This article describes how we old timers felt at last year's reunion. It came in an e-mail I received from a childhood friend.

Occasionally, I venture back to one or another military post, where I'm greeted by an imposing security guard who looks carefully at my identification card, hands it back and says, "Have a good day, Sir!"

Every time I go back to any Military Base it feels good to be called by my previous rank, but odd to be in civilian clothes, walking among the servicemen and servicewomen going about their duties as I once did, many years ago.

The military is a comfort zone for anyone who has ever worn the uniform. It's a place where you know the rules and know they are enforced -- a place where everybody is busy, but not too busy to take care of business. Because there exists behind the gates of every military facility an institutional understanding of respect, order, uniformity, accountability and dedication that becomes part of your marrow and never, ever leaves you.

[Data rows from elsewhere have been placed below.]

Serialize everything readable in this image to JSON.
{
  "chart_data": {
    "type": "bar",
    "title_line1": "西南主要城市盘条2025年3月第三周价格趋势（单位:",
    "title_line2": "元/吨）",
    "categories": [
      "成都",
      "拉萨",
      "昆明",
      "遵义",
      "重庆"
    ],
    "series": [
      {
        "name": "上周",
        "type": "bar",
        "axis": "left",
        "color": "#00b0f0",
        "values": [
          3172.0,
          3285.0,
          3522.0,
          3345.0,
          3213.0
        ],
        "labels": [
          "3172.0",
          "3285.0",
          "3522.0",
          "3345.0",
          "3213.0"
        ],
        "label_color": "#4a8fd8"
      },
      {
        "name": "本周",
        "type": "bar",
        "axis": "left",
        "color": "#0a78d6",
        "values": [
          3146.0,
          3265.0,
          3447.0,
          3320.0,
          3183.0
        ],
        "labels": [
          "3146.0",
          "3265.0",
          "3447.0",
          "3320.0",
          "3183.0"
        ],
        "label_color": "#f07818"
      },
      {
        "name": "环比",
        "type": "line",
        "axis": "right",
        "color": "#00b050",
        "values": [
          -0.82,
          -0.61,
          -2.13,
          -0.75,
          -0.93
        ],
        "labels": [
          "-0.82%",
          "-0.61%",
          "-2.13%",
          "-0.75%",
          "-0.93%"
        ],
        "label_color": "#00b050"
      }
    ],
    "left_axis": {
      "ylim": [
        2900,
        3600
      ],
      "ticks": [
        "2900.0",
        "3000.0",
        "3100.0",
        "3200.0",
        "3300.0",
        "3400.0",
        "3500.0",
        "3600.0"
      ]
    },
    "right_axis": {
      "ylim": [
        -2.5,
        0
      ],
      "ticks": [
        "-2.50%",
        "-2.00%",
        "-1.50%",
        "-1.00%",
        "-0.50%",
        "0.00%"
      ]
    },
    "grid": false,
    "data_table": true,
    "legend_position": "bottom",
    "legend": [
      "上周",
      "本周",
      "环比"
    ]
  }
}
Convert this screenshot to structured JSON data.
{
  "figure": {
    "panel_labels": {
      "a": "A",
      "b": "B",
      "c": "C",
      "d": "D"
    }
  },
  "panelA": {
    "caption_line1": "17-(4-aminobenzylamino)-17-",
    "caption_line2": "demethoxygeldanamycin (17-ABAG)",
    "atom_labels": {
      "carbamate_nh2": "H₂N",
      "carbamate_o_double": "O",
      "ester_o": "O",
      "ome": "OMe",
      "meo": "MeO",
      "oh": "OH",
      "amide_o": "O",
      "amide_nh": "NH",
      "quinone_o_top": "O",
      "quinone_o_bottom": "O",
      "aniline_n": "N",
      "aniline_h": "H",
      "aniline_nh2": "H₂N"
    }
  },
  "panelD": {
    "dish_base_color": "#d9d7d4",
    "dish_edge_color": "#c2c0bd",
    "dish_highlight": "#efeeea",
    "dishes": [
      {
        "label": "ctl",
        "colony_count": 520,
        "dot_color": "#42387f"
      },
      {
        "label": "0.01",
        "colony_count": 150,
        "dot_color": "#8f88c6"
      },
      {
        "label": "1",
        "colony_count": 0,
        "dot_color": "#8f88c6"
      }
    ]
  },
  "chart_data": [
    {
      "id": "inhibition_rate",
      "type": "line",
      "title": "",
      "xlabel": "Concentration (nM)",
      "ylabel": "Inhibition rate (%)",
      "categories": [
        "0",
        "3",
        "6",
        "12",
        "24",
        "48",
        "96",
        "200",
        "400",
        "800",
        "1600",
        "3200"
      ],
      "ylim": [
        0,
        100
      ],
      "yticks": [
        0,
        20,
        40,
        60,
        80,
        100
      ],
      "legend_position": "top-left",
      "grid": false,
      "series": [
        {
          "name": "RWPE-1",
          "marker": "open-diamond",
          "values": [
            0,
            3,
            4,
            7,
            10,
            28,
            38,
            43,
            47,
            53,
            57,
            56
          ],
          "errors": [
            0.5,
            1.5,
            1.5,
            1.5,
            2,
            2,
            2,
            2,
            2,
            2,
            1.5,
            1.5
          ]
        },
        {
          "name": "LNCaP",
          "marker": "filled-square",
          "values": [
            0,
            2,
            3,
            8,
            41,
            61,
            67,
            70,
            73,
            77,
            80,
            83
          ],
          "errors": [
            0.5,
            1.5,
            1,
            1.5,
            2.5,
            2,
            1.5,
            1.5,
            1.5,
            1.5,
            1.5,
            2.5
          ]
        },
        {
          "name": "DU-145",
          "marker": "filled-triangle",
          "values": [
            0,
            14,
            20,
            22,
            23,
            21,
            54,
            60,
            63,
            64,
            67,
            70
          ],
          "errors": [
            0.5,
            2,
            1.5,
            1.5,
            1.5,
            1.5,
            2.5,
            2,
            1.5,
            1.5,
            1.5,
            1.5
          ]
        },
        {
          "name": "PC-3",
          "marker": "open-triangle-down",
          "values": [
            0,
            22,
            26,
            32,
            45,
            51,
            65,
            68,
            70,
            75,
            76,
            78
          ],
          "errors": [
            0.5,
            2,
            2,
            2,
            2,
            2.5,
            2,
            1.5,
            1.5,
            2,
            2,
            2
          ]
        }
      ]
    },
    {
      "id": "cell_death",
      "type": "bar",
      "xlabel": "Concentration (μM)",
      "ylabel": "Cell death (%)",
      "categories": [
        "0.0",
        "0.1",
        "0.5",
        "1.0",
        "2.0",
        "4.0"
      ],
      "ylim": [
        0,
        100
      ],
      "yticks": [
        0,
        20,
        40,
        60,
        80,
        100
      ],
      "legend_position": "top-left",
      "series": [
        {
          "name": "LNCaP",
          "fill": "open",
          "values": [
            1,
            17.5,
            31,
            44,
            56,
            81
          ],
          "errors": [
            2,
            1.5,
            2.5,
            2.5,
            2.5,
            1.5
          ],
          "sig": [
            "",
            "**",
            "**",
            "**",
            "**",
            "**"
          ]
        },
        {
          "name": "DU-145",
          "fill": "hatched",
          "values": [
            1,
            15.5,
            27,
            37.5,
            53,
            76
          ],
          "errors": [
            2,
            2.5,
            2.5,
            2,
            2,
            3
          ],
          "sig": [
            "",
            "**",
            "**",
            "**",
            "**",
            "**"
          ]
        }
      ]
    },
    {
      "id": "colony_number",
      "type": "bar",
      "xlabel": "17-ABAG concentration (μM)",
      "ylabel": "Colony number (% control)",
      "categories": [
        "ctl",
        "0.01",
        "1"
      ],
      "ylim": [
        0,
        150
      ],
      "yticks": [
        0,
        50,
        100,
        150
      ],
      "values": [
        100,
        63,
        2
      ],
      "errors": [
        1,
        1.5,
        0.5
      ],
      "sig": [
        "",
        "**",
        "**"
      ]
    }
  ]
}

Personally, I miss the fact that you always knew where you stood in the military, and who you were dealing with. That's because you could read somebody's uniform from 20 feet away and know the score.

Service personnel wear their careers on their uniforms, so to speak.When you approach each other, you can read their name tag, examine their rank and, if they are in dress uniform, read their ribbons and know where they've served.

I miss all those little things you take for granted when you're in the ranks, like breaking starch on a set of fatigues fresh from the laundry and standing in a perfectly straight line military formation that looks like a mirror as it stretches to the endless horizon.

I miss the sight of troops marching in the early morning mist, the sound of boot heels thumping in unison on the tarmac, the bark of drill instructors and the sing-song answers from the squads as they pass by in review.

To romanticize military service is to be far removed from its reality, because it's very serious business -- especially in times of war. But, I miss the salutes I'd throw at senior officers and the crisp returns as we crisscrossed with a "by-your-leave" sir.

I miss the smell of jet fuel hanging heavily on the night air and the sound of engines roaring down runways and disappearing into the clouds.

I even miss the hurry-up-and-wait mentality that enlisted men gripe about constantly, a masterful invention that bonded people more than they'll ever know or admit.

I miss people taking off their hats when they enter a building, speaking directly and clearly to others and never showing disrespect for rank, race, religion or gender.

I miss being a small cog in a machine so complex it constantly circumnavigates the Earth and so simple it feeds everyone on time, three times a day, on the ground, in the air or at sea.

Mostly, I don't know anyone who has served who regrets it, and doesn't feel a sense of pride when they pass through those gates and re-enter the world they left behind with their youth. Face it - we miss it......Whether you had one tour or a career, it shaped your life.


My take on the 2011reunion 
by Rafael Morales, Webmaster

I just want to make a statement to those Vietnam Vets that are coming out of the woodwork. When I heard about the reunion last year I thought long and hard about going and even longer and harder about talking to the troops presently in the Unit. I was not sure that I wanted to wake some demons from my time in Vietnam. When I stood in front of today's Truckmasters I was a little nervous at first, but soon got over it and you couldn't shut me up. I went to Vietnam from Ft Bragg where the Unit was stationed and lost contact until I found it in Facebook about 40 years later.

It's a long trip from Miami to Ft. Riley but it was worth every moment. These young people in the Unit gave me so much love and affection that I felt I had finally come home. My brother veterans at the VA exercise group that I belong to said that I came back from Ft Riley looking like the happiest camper in the history of the US Army. People will notice it. In Ft Riley you will meet the best soldiers the Unit has ever had and you will meet a band of brothers that will bond with you like you have known them all your life.You will have a real sense of closure when you see that the 24th is home safe and sound. Hope to see you at the Reunion.